The Sensex losing 12 per cent from its high isn't much of a worry and the market has already discounted the slowdown in corporate performance.
The uncertainty over monsoon, slowdown in economic recovery, the pain in the banking system and food inflation may keep markets subdued for some time following the pain surrounding domestic issues, but the really concerns currently for Indian market is the slowdown in the foreign flows following uncertainty in the global economy.
In the last 40 days the FIIs have removed slightly more than $1 billion.
All eyes will be on the US Fed which will review the US monetary policy on Tuesday and Wednesday, June 16 and 17, 2015. Though not much is expected as the market feels US will keep rates unchanged, but everyone will be interested to know when the US Fed will increase rates in US when the other major economies in the world are struggling for growth.
On June 18 and 19, Bank of Japan will review its monetary policy.
Though market is concerned of US raising rates, in reality weak data will see US Fed keep easy liquidity situation with a possibility of a fourth quantitative easing in the coming months.
Similarly there are new concerns emerging in the Euro-zone of some banks on verge of bankruptcy is creating jittery in the markets.
Though another Lehman Brothers will be a disaster for the globe, it's still a low probability as the governments across the globe will try and avoid such disaster.
But the weakness in the global economy will see easy liquidity situation in the world.
Coming back to the Indian market lack of trigger has seen almost everyone becoming cautious and the week is expected to remain volatile.
Though IIP data and CPI data has been a surprise and would be interesting to see how market will react, but the positive will be short lived following overall uncertainty and weakness in the domestic and global economy.
However as reiterated in the past the current market condition is not a market to experiment but stick to fundamentals.

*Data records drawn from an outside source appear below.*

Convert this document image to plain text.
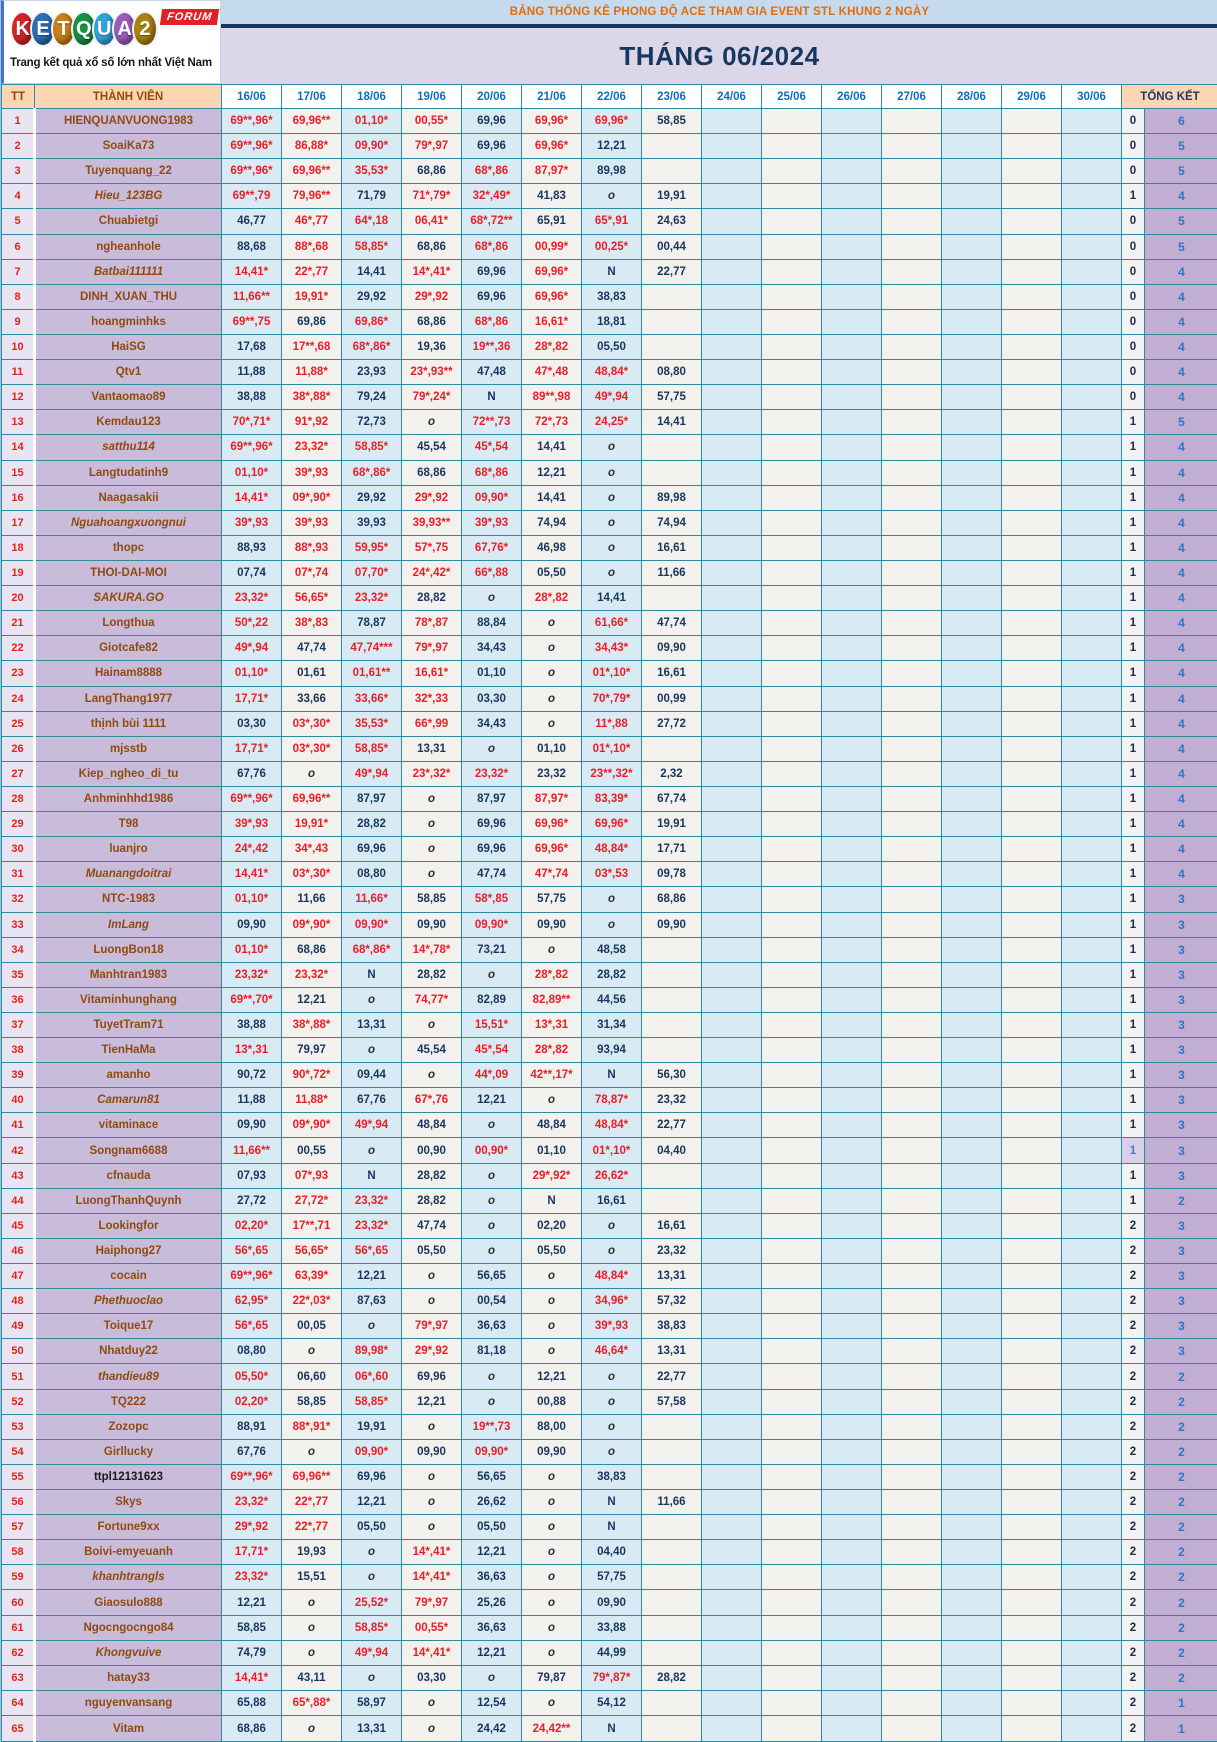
K E T Q U A 2
FORUM
Trang kết quả xổ số lớn nhất Việt Nam
BẢNG THỐNG KÊ PHONG ĐỘ ACE THAM GIA EVENT STL KHUNG 2 NGÀY
THÁNG 06/2024
TT	THÀNH VIÊN	16/06	17/06	18/06	19/06	20/06	21/06	22/06	23/06	24/06	25/06	26/06	27/06	28/06	29/06	30/06	TỔNG KẾT	
1	HIENQUANVUONG1983	69**,96*	69,96**	01,10*	00,55*	69,96	69,96*	69,96*	58,85								0	6
2	SoaiKa73	69**,96*	86,88*	09,90*	79*,97	69,96	69,96*	12,21									0	5
3	Tuyenquang_22	69**,96*	69,96**	35,53*	68,86	68*,86	87,97*	89,98									0	5
4	Hieu_123BG	69**,79	79,96**	71,79	71*,79*	32*,49*	41,83	o	19,91								1	4
5	Chuabietgi	46,77	46*,77	64*,18	06,41*	68*,72**	65,91	65*,91	24,63								0	5
6	ngheanhole	88,68	88*,68	58,85*	68,86	68*,86	00,99*	00,25*	00,44								0	5
7	Batbai111111	14,41*	22*,77	14,41	14*,41*	69,96	69,96*	N	22,77								0	4
8	DINH_XUAN_THU	11,66**	19,91*	29,92	29*,92	69,96	69,96*	38,83									0	4
9	hoangminhks	69**,75	69,86	69,86*	68,86	68*,86	16,61*	18,81									0	4
10	HaiSG	17,68	17**,68	68*,86*	19,36	19**,36	28*,82	05,50									0	4
11	Qtv1	11,88	11,88*	23,93	23*,93**	47,48	47*,48	48,84*	08,80								0	4
12	Vantaomao89	38,88	38*,88*	79,24	79*,24*	N	89**,98	49*,94	57,75								0	4
13	Kemdau123	70*,71*	91*,92	72,73	o	72**,73	72*,73	24,25*	14,41								1	5
14	satthu114	69**,96*	23,32*	58,85*	45,54	45*,54	14,41	o									1	4
15	Langtudatinh9	01,10*	39*,93	68*,86*	68,86	68*,86	12,21	o									1	4
16	Naagasakii	14,41*	09*,90*	29,92	29*,92	09,90*	14,41	o	89,98								1	4
17	Nguahoangxuongnui	39*,93	39*,93	39,93	39,93**	39*,93	74,94	o	74,94								1	4
18	thopc	88,93	88*,93	59,95*	57*,75	67,76*	46,98	o	16,61								1	4
19	THOI-DAI-MOI	07,74	07*,74	07,70*	24*,42*	66*,88	05,50	o	11,66								1	4
20	SAKURA.GO	23,32*	56,65*	23,32*	28,82	o	28*,82	14,41									1	4
21	Longthua	50*,22	38*,83	78,87	78*,87	88,84	o	61,66*	47,74								1	4
22	Giotcafe82	49*,94	47,74	47,74***	79*,97	34,43	o	34,43*	09,90								1	4
23	Hainam8888	01,10*	01,61	01,61**	16,61*	01,10	o	01*,10*	16,61								1	4
24	LangThang1977	17,71*	33,66	33,66*	32*,33	03,30	o	70*,79*	00,99								1	4
25	thịnh bùi 1111	03,30	03*,30*	35,53*	66*,99	34,43	o	11*,88	27,72								1	4
26	mjsstb	17,71*	03*,30*	58,85*	13,31	o	01,10	01*,10*									1	4
27	Kiep_ngheo_di_tu	67,76	o	49*,94	23*,32*	23,32*	23,32	23**,32*	2,32								1	4
28	Anhminhhd1986	69**,96*	69,96**	87,97	o	87,97	87,97*	83,39*	67,74								1	4
29	T98	39*,93	19,91*	28,82	o	69,96	69,96*	69,96*	19,91								1	4
30	luanjro	24*,42	34*,43	69,96	o	69,96	69,96*	48,84*	17,71								1	4
31	Muanangdoitrai	14,41*	03*,30*	08,80	o	47,74	47*,74	03*,53	09,78								1	4
32	NTC-1983	01,10*	11,66	11,66*	58,85	58*,85	57,75	o	68,86								1	3
33	ImLang	09,90	09*,90*	09,90*	09,90	09,90*	09,90	o	09,90								1	3
34	LuongBon18	01,10*	68,86	68*,86*	14*,78*	73,21	o	48,58									1	3
35	Manhtran1983	23,32*	23,32*	N	28,82	o	28*,82	28,82									1	3
36	Vitaminhunghang	69**,70*	12,21	o	74,77*	82,89	82,89**	44,56									1	3
37	TuyetTram71	38,88	38*,88*	13,31	o	15,51*	13*,31	31,34									1	3
38	TienHaMa	13*,31	79,97	o	45,54	45*,54	28*,82	93,94									1	3
39	amanho	90,72	90*,72*	09,44	o	44*,09	42**,17*	N	56,30								1	3
40	Camarun81	11,88	11,88*	67,76	67*,76	12,21	o	78,87*	23,32								1	3
41	vitaminace	09,90	09*,90*	49*,94	48,84	o	48,84	48,84*	22,77								1	3
42	Songnam6688	11,66**	00,55	o	00,90	00,90*	01,10	01*,10*	04,40								1	3
43	cfnauda	07,93	07*,93	N	28,82	o	29*,92*	26,62*									1	3
44	LuongThanhQuynh	27,72	27,72*	23,32*	28,82	o	N	16,61									1	2
45	Lookingfor	02,20*	17**,71	23,32*	47,74	o	02,20	o	16,61								2	3
46	Haiphong27	56*,65	56,65*	56*,65	05,50	o	05,50	o	23,32								2	3
47	cocain	69**,96*	63,39*	12,21	o	56,65	o	48,84*	13,31								2	3
48	Phethuoclao	62,95*	22*,03*	87,63	o	00,54	o	34,96*	57,32								2	3
49	Toique17	56*,65	00,05	o	79*,97	36,63	o	39*,93	38,83								2	3
50	Nhatduy22	08,80	o	89,98*	29*,92	81,18	o	46,64*	13,31								2	3
51	thandieu89	05,50*	06,60	06*,60	69,96	o	12,21	o	22,77								2	2
52	TQ222	02,20*	58,85	58,85*	12,21	o	00,88	o	57,58								2	2
53	Zozopc	88,91	88*,91*	19,91	o	19**,73	88,00	o									2	2
54	Girllucky	67,76	o	09,90*	09,90	09,90*	09,90	o									2	2
55	ttpl12131623	69**,96*	69,96**	69,96	o	56,65	o	38,83									2	2
56	Skys	23,32*	22*,77	12,21	o	26,62	o	N	11,66								2	2
57	Fortune9xx	29*,92	22*,77	05,50	o	05,50	o	N									2	2
58	Boivi-emyeuanh	17,71*	19,93	o	14*,41*	12,21	o	04,40									2	2
59	khanhtrangls	23,32*	15,51	o	14*,41*	36,63	o	57,75									2	2
60	Giaosulo888	12,21	o	25,52*	79*,97	25,26	o	09,90									2	2
61	Ngocngocngo84	58,85	o	58,85*	00,55*	36,63	o	33,88									2	2
62	Khongvuive	74,79	o	49*,94	14*,41*	12,21	o	44,99									2	2
63	hatay33	14,41*	43,11	o	03,30	o	79,87	79*,87*	28,82								2	2
64	nguyenvansang	65,88	65*,88*	58,97	o	12,54	o	54,12									2	1
65	Vitam	68,86	o	13,31	o	24,42	24,42**	N									2	1
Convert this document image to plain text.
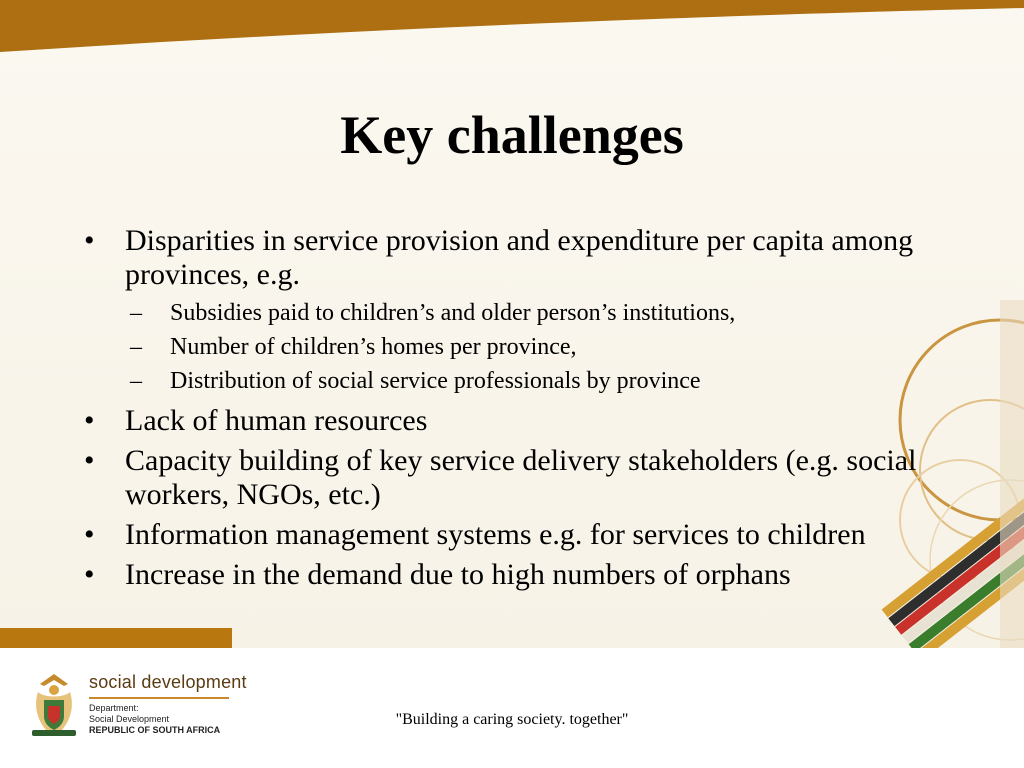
Key challenges
• Disparities in service provision and expenditure per capita among provinces, e.g.
– Subsidies paid to children’s and older person’s institutions,
– Number of children’s homes per province,
– Distribution of social service professionals by province
• Lack of human resources
• Capacity building of key service delivery stakeholders (e.g. social workers, NGOs, etc.)
• Information management systems e.g. for services to children
• Increase in the demand due to high numbers of orphans
social development
Department:
Social Development
REPUBLIC OF SOUTH AFRICA
"Building a caring society. together"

Saying that rather than waiting on a sideline it could be a good idea to venture on dips because the negative in the domestic market has been factored and with global liquidity to remain easy some flows would come into the markets like India which is structurally still strong and sound. One of the reasons being global pension and superannuation funds that want more returns on their investments.
They are looking for markets like India which can deliver them 9-10 per cent return minus the currency risk.
India gives this opportunity and money will come in and therefore Indian investors should not look at India from a domestic standpoint but from a global standpoint for investment in debt or equity.